Results: All examined generator architectures yielded actionable data when generating SD with sizes similar to the real data. Large SD sample size increased veracity but generally increased privacy risks. Using fewer training participants led to faster convergence in veracity, but partially exacerbated privacy concealment issues.
Conclusion: SD is a potentially promising option for data sharing and data augmentation, yet sample size plays a significant role in its actionability. SD generation should go hand-in-hand with consistent scrutiny, and sample size should be carefully considered in this process.

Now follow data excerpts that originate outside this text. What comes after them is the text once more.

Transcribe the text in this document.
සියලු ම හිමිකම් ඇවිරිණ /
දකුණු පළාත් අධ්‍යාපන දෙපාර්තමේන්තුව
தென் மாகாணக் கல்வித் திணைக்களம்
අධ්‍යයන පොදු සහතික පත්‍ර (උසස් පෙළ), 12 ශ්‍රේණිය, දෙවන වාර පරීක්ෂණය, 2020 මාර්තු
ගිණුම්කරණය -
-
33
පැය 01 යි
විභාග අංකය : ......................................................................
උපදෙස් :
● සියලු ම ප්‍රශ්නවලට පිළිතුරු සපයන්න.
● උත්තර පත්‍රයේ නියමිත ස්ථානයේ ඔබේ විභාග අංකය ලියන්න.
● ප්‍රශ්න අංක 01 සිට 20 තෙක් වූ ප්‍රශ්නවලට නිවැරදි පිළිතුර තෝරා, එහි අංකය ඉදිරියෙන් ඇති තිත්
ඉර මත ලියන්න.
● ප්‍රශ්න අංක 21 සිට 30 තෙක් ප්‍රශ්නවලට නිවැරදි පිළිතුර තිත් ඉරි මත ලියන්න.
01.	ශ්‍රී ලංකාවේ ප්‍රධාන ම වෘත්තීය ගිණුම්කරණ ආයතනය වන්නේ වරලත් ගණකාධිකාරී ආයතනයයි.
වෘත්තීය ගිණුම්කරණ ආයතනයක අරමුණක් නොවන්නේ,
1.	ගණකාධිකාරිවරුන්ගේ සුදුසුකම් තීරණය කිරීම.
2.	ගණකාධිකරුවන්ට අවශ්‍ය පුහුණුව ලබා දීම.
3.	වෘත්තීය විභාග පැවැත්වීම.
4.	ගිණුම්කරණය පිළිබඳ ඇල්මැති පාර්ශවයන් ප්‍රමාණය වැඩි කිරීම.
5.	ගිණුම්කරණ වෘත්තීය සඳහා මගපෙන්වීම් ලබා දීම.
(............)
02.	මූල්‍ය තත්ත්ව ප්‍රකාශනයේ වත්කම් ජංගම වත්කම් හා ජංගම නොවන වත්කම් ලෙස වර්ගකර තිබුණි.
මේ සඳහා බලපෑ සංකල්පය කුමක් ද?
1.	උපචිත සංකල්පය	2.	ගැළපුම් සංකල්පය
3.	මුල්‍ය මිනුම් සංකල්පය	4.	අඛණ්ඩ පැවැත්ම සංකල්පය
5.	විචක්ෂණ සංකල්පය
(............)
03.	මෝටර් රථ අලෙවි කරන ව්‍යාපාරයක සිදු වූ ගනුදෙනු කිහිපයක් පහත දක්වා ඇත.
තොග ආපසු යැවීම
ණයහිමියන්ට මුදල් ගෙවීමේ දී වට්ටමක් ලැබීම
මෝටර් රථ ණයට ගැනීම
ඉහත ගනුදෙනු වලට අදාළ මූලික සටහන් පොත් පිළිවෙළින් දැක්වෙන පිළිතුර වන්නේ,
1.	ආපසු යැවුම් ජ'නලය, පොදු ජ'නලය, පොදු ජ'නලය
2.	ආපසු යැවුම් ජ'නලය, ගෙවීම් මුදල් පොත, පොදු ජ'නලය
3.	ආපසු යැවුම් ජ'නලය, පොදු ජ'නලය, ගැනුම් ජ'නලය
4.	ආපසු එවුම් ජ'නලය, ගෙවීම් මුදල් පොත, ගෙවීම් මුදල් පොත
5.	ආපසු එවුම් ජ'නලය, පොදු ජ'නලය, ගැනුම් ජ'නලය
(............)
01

目的:对罕见病和非典型卫生保健人口统计的研究往往因参与者之间的高度异质性和数据的总体稀缺性而减慢。合成数据(SD)被提出作为数据共享、扩大和多样化的手段,通过人为地产生真实的现象,同时模糊真实的患者数据。在卫生保健研究中,SD的效用受到了积极的审视,但样本大小对SD可操作性的作用尚未得到充分的探讨。我们的目标是通过从逐渐减少的真实个人数据中生成不同大小的SD集来理解可操作性和样本量之间的相互作用。我们评估了SD在一个高度异质性和罕见的人口统计学中的可操作性:患有癌症的青少年和年轻人(AYAs)。方法:以人群为基础的横断面队列研究,随机抽样3,735名AYAs,产生13个不同样本量的训练数据集。我们研究了基于开源Synthetic Data Vault库构建的四种不同的生成器体系结构。每一种体系结构都被用来在上述每个训练子集的基础上生成不同大小的SD。通过将结果SD与各自的真实数据与三个指标(准确性、实用性和隐私隐蔽性)进行比较,评估SD的可操作性。结果:当生成大小与真实数据相似的SD时,所有检查的生成器架构都产生了可操作的数据。较大的SD样本量增加了准确性,但通常增加了隐私风险。使用较少的培训参与者可以加快准确性的收敛速度,但在一定程度上加剧了隐私隐藏问题。结论:SD是一种潜在的有前途的数据共享和数据增强选择,但样本量在其可操作性中起着重要作用。SD生成应与持续的审查齐头并进,在此过程中应仔细考虑样本大小。